Ouvrier aux chemins de fer, Léon Trésignies est mobilisé en plein cœur de l’été 1914. Rejoignant la 2e compagnie, 3e bataillon du 2e Chasseur à pied, il gagne son unité à Mons, avant de prendre la direction du canal de Willebroeck. Sur place, les Allemands occupent déjà l’autre rive, là où se trouve le mécanisme du pont-levis. Se portant volontaire, Trésignies plonge dans le canal, déjoue l’attention des Allemands, parvient sur l’autre rive et actionne le mécanisme. Malheureusement, au lieu de l’abaisser, il remonte le pont et est repéré par les Allemands. 

Le 26 août 1914, Léon Trésignies est abattu en mission. Le 15 septembre 1914, le caporal est cité à l’ordre du jour de l’Armée belge et devient le héros du Pont-Brûlé, un héros de la résistance nationale. À Charleroi, la caserne qui porte son nom accueille le Musée des Chasseurs à pied.
 

Sources

Yves VANDER CRUYSEN, Un siècle d’histoires en Brabant wallon, Bruxelles, Racine, 2007, p. 51-52
Raymond GILON, Les Carnets de la mobilisation 38-40, Liège, Dricot, s.d., p. 308
Arthur DELOGE, Le caporal Trésignies, le héros du Pont-Brûlé, Bruxelles, ACJB, 1922
Camille BUFFIN, La Belgique héroïque et vaillante, Paris, 1916, p. 117-119

© Bel-Memorial

Schnock Nicolas

Politique

Hachy 1868, Étalle 23/08/1914

Lors de l’invasion allemande d’août 1914, l’envahisseur commet un certain nombre d’exactions à l’encontre des civils dans des villages de Wallonie : incendies, pillages, exécutions sommaires, etc. Des autorités prises en otages sont froidement exécutées. Ainsi, le 23 août 1914, c’est Nicolas Schnock, le bourgmestre de Hachy, qui est exécuté par pendaison. 

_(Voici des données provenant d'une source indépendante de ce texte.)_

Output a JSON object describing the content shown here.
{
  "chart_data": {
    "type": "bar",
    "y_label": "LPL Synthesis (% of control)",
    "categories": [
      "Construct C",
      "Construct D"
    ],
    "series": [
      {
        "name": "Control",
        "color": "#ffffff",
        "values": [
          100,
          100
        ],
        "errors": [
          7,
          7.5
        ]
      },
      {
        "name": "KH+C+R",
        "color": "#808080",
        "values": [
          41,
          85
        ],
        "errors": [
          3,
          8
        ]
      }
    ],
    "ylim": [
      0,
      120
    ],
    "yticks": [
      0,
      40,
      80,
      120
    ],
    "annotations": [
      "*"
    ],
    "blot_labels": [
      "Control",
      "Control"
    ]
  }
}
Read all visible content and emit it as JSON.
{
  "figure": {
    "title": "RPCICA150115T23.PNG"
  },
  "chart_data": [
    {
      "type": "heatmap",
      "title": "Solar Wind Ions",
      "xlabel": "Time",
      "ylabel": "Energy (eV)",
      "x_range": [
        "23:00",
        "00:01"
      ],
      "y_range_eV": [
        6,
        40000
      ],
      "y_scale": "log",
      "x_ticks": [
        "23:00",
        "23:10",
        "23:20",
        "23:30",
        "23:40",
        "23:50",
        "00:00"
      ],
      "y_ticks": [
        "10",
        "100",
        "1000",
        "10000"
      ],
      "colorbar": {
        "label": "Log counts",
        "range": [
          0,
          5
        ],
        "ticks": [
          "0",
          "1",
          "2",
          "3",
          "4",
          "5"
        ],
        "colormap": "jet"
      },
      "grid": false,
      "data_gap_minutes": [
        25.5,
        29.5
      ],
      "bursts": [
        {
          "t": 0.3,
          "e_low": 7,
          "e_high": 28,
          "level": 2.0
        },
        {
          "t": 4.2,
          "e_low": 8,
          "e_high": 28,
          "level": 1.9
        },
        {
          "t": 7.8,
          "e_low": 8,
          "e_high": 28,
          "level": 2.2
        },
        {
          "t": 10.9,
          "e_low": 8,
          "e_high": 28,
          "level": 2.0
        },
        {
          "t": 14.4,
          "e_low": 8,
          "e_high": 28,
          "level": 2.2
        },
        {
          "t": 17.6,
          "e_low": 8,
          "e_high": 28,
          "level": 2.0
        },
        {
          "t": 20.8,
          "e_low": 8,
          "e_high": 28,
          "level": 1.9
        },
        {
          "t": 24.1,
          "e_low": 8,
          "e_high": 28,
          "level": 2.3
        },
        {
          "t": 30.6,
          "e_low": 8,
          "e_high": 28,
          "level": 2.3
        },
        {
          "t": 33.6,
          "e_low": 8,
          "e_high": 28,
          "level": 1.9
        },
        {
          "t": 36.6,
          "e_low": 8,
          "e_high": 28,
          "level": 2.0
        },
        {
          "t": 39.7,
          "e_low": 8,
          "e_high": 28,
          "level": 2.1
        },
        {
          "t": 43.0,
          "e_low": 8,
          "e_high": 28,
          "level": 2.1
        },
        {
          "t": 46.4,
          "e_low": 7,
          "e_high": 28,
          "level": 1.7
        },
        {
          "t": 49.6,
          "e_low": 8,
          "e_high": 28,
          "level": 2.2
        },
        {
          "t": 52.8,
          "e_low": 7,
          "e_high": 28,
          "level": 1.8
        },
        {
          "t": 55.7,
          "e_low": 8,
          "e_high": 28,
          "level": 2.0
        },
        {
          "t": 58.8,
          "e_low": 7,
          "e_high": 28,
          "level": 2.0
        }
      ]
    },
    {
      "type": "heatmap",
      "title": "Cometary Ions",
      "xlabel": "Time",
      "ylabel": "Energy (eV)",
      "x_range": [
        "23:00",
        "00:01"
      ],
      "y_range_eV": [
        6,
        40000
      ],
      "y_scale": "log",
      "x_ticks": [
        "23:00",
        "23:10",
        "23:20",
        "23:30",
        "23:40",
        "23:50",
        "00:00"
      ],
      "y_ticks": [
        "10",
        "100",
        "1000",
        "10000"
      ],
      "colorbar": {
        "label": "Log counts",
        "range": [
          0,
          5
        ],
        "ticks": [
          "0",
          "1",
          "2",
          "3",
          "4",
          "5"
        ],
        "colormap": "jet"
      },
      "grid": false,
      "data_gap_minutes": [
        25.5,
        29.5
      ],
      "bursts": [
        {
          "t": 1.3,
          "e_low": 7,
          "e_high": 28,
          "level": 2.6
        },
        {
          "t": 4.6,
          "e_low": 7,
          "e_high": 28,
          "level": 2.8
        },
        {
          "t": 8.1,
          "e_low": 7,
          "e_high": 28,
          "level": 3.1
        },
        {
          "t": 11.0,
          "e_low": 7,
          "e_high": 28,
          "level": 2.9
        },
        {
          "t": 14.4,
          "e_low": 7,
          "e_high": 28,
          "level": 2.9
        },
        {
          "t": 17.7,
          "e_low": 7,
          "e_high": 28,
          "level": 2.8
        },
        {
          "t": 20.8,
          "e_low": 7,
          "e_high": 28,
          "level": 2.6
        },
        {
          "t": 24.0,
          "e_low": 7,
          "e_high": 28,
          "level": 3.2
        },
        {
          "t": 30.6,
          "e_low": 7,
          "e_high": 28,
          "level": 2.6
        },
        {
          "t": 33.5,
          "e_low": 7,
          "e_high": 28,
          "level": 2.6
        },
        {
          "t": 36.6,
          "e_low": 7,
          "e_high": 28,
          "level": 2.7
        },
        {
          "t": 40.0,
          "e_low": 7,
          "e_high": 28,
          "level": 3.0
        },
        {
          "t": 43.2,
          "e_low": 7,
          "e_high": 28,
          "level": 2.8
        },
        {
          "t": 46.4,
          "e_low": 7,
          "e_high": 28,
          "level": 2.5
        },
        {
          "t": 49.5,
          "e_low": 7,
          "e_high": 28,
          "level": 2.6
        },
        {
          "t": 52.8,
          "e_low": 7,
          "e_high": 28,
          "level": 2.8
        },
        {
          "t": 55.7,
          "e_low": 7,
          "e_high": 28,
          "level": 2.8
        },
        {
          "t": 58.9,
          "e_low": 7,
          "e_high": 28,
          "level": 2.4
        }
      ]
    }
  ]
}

À l’heure de l’ultimatum allemand, il avait intimé l’ordre à la population locale de déposer les armes à son domicile, obéissant ainsi à une injonction venant de Bruxelles qui souhaitait éviter des initiatives civiles dans le conflit militaire. Persuadé que Nicolas Schnock avait l’intention de fomenter une conspiration, les Allemands se saisissent du maïeur, rendent un jugement sommaire et le condamnent. La disparition de ce maire ajoute au drame qui frappe alors le sud de la Wallonie au début de la Grande Guerre.

 

Sources

Jean SCHMITZ, Norbert NIEUWLAND, Documents pour servir à l’histoire de l’invasion allemande dans les provinces de Namur et de Luxembourg, Bruxelles, Paris, 1920, vol. 7, p. 208-210, 217
Stéphanie CLAISSE, Le déporté de La Grande Guerre : un ‘héros’ controversé. Le cas de quelques communes du Sud Luxembourg belge, CHTP-BEG, n°7, 2000, p.